July fed prices healthy
Over the previous three weeks fed prices had been trading in the low to mid $150s per hundredweight. Fed prices last week were sitting $11 per cwt. higher than their June lows.
The last time fed prices averaged over $150 per cwt. for July was 2015. This will be the third strongest price for the month of July in history.
Not only have July prices been impressive, but basis levels have been another positive story for the western Canadian feedlot sector. Basis levels weakened last week but remained historically strong. The cash to cash basis was projected to be positive again last week and Alberta fed prices have been at a premium to the United States for the past four weeks.
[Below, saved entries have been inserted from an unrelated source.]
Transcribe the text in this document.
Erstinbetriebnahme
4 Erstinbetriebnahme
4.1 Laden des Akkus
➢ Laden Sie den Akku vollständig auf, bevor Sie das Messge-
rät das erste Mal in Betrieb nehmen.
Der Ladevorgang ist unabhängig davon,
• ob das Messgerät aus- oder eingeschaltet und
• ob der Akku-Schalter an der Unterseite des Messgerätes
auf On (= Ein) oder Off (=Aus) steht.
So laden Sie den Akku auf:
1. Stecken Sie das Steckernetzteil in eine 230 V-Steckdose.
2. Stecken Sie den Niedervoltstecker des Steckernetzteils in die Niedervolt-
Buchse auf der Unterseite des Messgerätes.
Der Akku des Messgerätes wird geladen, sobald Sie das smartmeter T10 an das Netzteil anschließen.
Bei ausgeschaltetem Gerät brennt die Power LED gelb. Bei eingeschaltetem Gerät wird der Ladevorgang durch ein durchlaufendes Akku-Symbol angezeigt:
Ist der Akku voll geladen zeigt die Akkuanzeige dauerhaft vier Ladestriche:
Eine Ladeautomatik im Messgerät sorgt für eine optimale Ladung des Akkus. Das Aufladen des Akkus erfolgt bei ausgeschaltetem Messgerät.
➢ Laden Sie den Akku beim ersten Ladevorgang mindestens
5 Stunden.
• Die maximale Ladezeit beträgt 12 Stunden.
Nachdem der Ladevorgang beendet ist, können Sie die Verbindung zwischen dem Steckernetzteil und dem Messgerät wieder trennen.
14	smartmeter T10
Moderate trade developed last week, and a softer tone was noted from Tuesday to Thursday. Packers were buying cattle for the week of Aug. 6-13 delivery. Dressed sales ranged from $255-$260 per cwt. delivered. Some bids were passed because cattle could easily stay on feed.
Based on monthly prices, fed prices have dropped from July to August for four years in a row. Over the next couple of weeks fed prices may move back to the upper $140s per cwt.
Including this year, first half lows have occurred during the month of June in five out of the past 12 years. In years when first half lows occurred in June (2007, 2012, 2016 and 2017), second half lows were always lower than first half lows.
This suggests there is a high probability that June lows of $142.38 per cwt. will be overtaken sometime during the second half of the year.
In the United States last week, light dressed sales in Nebraska were reported at US$180 per cwt., $5-$7 higher than the previous week.
Cow prices strengthen
Slaughter cow prices continued to strengthen on last week’s modest offering. D2 cows traded at $C84-$102 per cwt. to average $91.80. That was $1.50 higher than the previous week. D3 cows firmed over $3 per cwt. higher, trading at $78-$90 to average $84.38.
Dressed cow bids also gained momentum, ranging from $178-$183 per cwt. Butcher bull prices rallied for a third straight week, up $3 to a new annual high of $117.50.
Western Canadian non-fed slaughter for the week ending July 14 surged 26 percent larger to 6,524 head. Year to date, western non-fed slaughter was 11 percent larger, totalling 216,016 head.
Canadian non-fed export data to the U.S. for the week ending July 7 was under revision. Alberta slaughter cow prices are expected to trend generally steady through July and into mid-August.
Heavy feeders trade high
Feeder prices firmed higher last week with good demand observed for feeders over 700 pounds. Large steers over 800 lb. saw prices $10-$13 per cwt. higher than the previous week and similar weight heifers rallied $5.50-$6 per cwt. higher. All feeders over 700 lb. traded at new annual highs last week.
Calf prices continued to struggle with selective buying observed on a limited offering of varied quality. Alberta auction volumes have been larger than the five-year average for the past 13 weeks with a few more feeders being marketed for late August/September delivery.
Sale volumes last week totalled 13,415 head and year to date were down five percent to 648,215 head. The U.S. Department of Agriculture’s preliminary Canadian export report was pending revisions but did indicate feeder exports to the U.S. for the four-day week ending July 7 were 26 percent lower than the previous week at 1,668 head. Year to date feeder exports were estimated to be 68 percent larger, totalling 134,986 head.
Auction volumes typically bottom during the second half of July and build in August with early grass cattle and calf sales. Good demand should continue for feeders and prices are anticipated fully steady to higher. Calf prices should firm modestly through to September until volumes build in the fall.
Cow-calf pairs traded at $1,700-$2,450 last week.
Choice price lower
In beef trade, the U.S. Choice cutout slipped US$2 per cwt. lower last week to $204.49 while Select trended sideways at $196.92. Demand was light to moderate on a moderate to heavy offering.
U.S. steer carcass weights for the week ending July 7 were two lb. larger than the previous week and one lb. heavier than the same week last year. U.S. slaughter for the week ending July 21 is estimated three percent larger than year ago at 635,000 head.